Ken Rolston briefly reviewed Adventure Pack I for Dragon magazine No. 129 (January 1988).[4] Rolston called it "a good collection of short, stand-alone AD&D game adventures by a number of established and promising designers".[4] He felt the plots, tones, and flavors of the adventures were particularly original and offbeat. His favorites were "Steaks" by Allen Varney ("a compact, charming, nicely staged gaming vignette with a clever central plot device") and "Terror in Skytumble Tor" by Paul Jaquays ("a sharp little adventure with clever plot devices and vivid NPCs in a derelict sky castle that is ponderously tumbling end-over-end toward the earth").[4] Rolston felt that while reading long modules could be rather dull, these short adventures were a good length. He considered them long enough to present an idea, but short enough to read straight through without getting bored, and "the varied tones — some light and clever, some earnest and heroic — make for a more pleasant reading experience".[4] He concluded that "the adventures here are comfortably conventional in their AD&D game feel, and can easily be slipped into a typical house campaign".[4]

Lawrence Schick, in his 1991 book Heroic Worlds, calls the storm giant scenario by Paul Jaquays "a gem".[1]

References[edit]

  1. ^ a b c Schick, Lawrence (1991).
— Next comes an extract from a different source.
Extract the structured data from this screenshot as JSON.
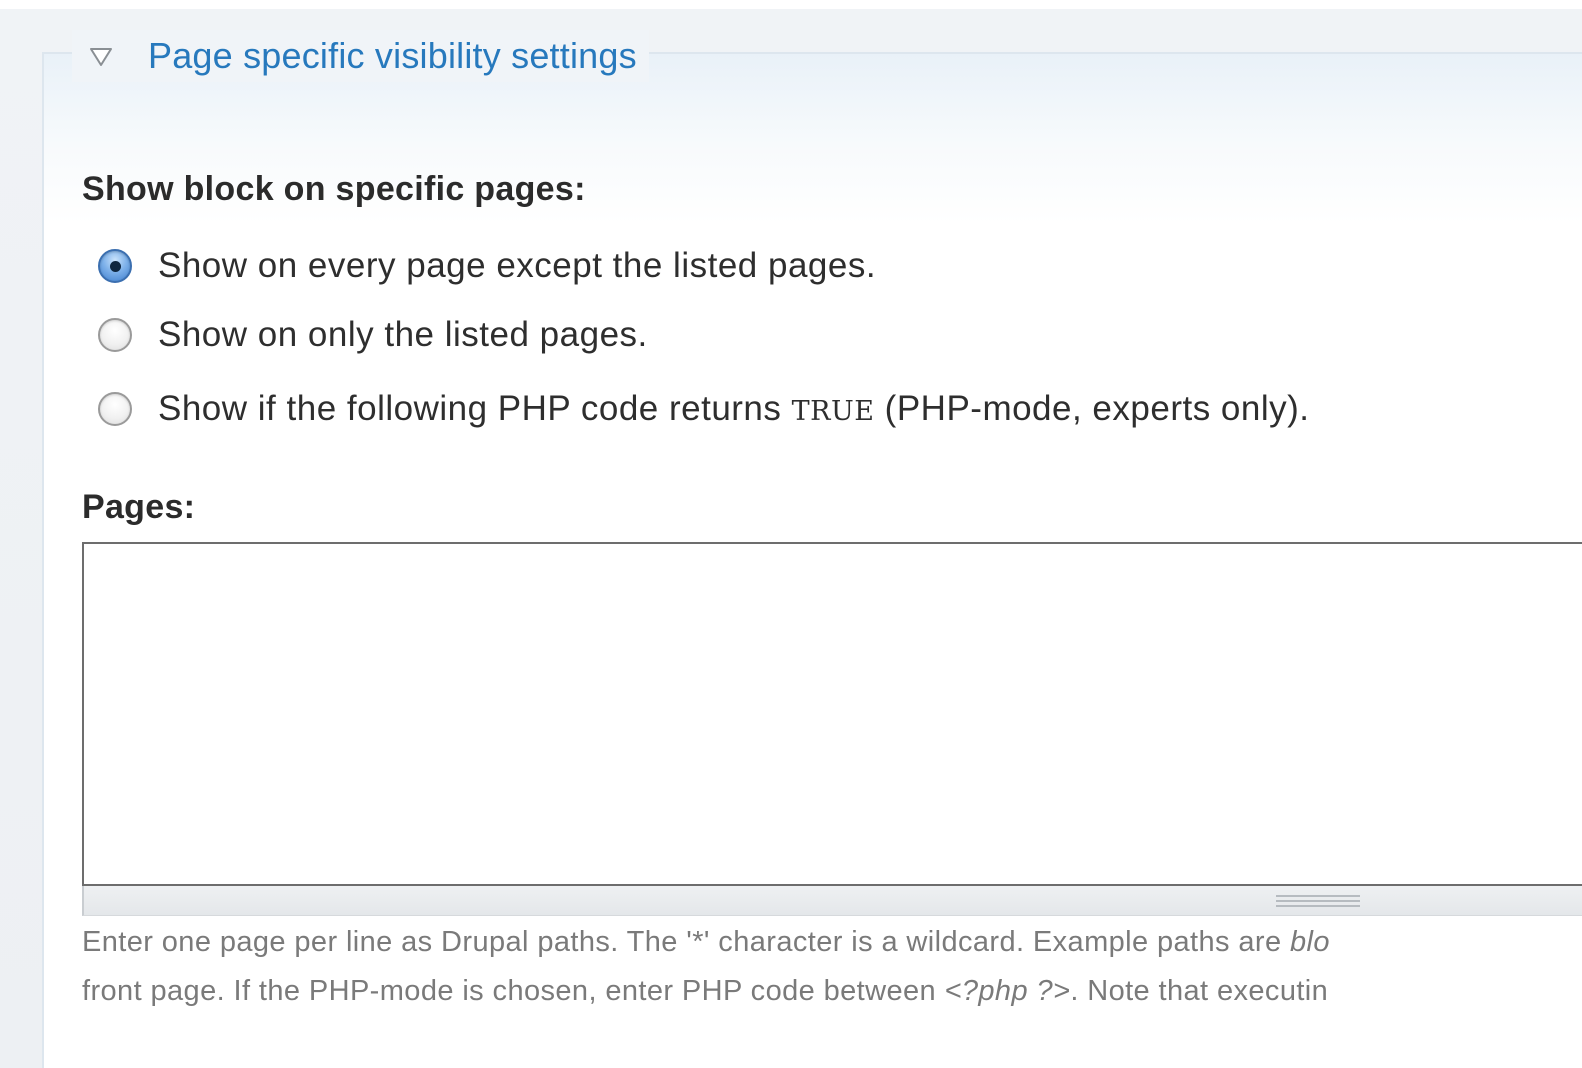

Heroic Worlds: A History and Guide to Role-Playing Games. Prometheus Books. p. 103. ISBN 0-87975-653-5. 
  2. ^ a b c d e Davis, Graeme (August 1987). "Open Box". White Dwarf (Games Workshop) (92): 4. 
  3. ^ "Good Reads". Retrieved 2012-09-27. 
  4. ^ a b c d e Rolston, Ken (January 1988). "Role-playing Reviews". Dragon (Lake Geneva, Wisconsin: TSR) (#129): 87.